If you have been the victim of a hack though, it’s important to take some other steps to make sure the hacker hasn’t left another doorway into your blog:

  1. Check the WordPress Users list, specifically you are looking for other admin accounts that you haven’t created. Delete them if you find them.
  2. Check your hosts ftp accounts (e.g. in cPanel) to make sure an ftp account hasn’t been setup for the hacker. Watch out if you find one, when you delete it DON’T click the option to also delete the ftp accounts files, you will likely delete your entire blog. I know, I did this once by accident!
  3. Check the MySql database users (usually via the hosting program: phpMyAdmin) to again see if there are extra accounts here.

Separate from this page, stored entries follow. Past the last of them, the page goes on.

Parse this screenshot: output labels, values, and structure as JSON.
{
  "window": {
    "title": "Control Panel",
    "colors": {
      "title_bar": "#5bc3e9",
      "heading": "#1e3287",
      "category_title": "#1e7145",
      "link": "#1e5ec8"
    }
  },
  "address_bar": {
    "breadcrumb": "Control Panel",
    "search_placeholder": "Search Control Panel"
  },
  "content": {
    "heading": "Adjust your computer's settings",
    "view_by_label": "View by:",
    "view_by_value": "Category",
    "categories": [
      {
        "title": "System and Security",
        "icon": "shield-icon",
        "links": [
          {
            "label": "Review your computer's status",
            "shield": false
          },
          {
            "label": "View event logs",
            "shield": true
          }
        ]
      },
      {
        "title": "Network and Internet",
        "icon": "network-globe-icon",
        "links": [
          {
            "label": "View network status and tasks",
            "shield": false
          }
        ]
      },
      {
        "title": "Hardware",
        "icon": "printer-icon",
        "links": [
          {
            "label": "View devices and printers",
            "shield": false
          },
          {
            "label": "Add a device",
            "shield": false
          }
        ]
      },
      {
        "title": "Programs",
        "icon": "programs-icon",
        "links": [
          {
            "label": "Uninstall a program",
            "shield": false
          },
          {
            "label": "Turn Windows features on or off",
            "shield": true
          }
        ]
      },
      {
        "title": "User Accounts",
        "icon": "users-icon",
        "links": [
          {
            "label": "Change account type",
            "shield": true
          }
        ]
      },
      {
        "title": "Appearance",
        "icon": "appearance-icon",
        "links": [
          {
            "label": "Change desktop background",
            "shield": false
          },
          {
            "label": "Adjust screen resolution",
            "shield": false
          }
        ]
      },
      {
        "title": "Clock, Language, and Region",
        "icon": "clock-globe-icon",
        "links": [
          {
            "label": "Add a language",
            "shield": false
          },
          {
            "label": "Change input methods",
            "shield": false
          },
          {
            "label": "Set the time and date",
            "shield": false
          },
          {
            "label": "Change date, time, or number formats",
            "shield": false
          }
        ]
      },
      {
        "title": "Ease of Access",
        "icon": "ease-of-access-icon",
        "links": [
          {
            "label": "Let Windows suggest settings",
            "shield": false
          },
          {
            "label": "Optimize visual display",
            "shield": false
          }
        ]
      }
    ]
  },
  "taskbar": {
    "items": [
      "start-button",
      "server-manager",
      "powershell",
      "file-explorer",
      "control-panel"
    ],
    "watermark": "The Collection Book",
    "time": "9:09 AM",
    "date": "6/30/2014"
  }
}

If however your site has been hacked badly and defaced for example and files are missing or the blog is not working, then a full restore from back is in order (you are backing up, right?). This is the fastest way I’ve found of restoring from backup, but it’s a bit scary if you’ve never done it before and you need to be sure you have a full WordPress database and full site (file) backup. If you aren’t completely confident that you know what you’re doing, you’re better off paying an expert to do it for you:

  1. Use cPanel’s Fantastico to remove the WordPress installation. This removes all the files and database!
  2. Use cPanel’s Fantastico to re-install WordPress. This creates a new clean database. (In new versions of WordPress you get to pick the administrator username. DON’T use “Admin”, use something else. This adds an extra layer of protection.)
  3. Login to WordPress and update it to the latest version (which should match your backup’s version if you’ve been backing up properly).
  4. Using an ftp client, find the file called wp-config.php and copy it to your local hard disk. This file contains the login credentials for WordPress to access the database.
  5. Use phpMyAdmin to “drop” all the tables in the WordPress database (don’t delete the whole database, just remove everything it contains).
  6. Use phpMyAdmin to do a restore of the WordPress database from your backup, which will recreate all the tables and the content.
  7. Again using an ftp client, copy over the new installation’s files with the files from your site backup.

That process has so far (touch wood) never failed to put my blog back to the state of my last backup. It also has solved other common WordPress problems like the infamous Blank Screen of Death and the truly terrible Internal Server Error 500 but I sincerely hope you never have to use it!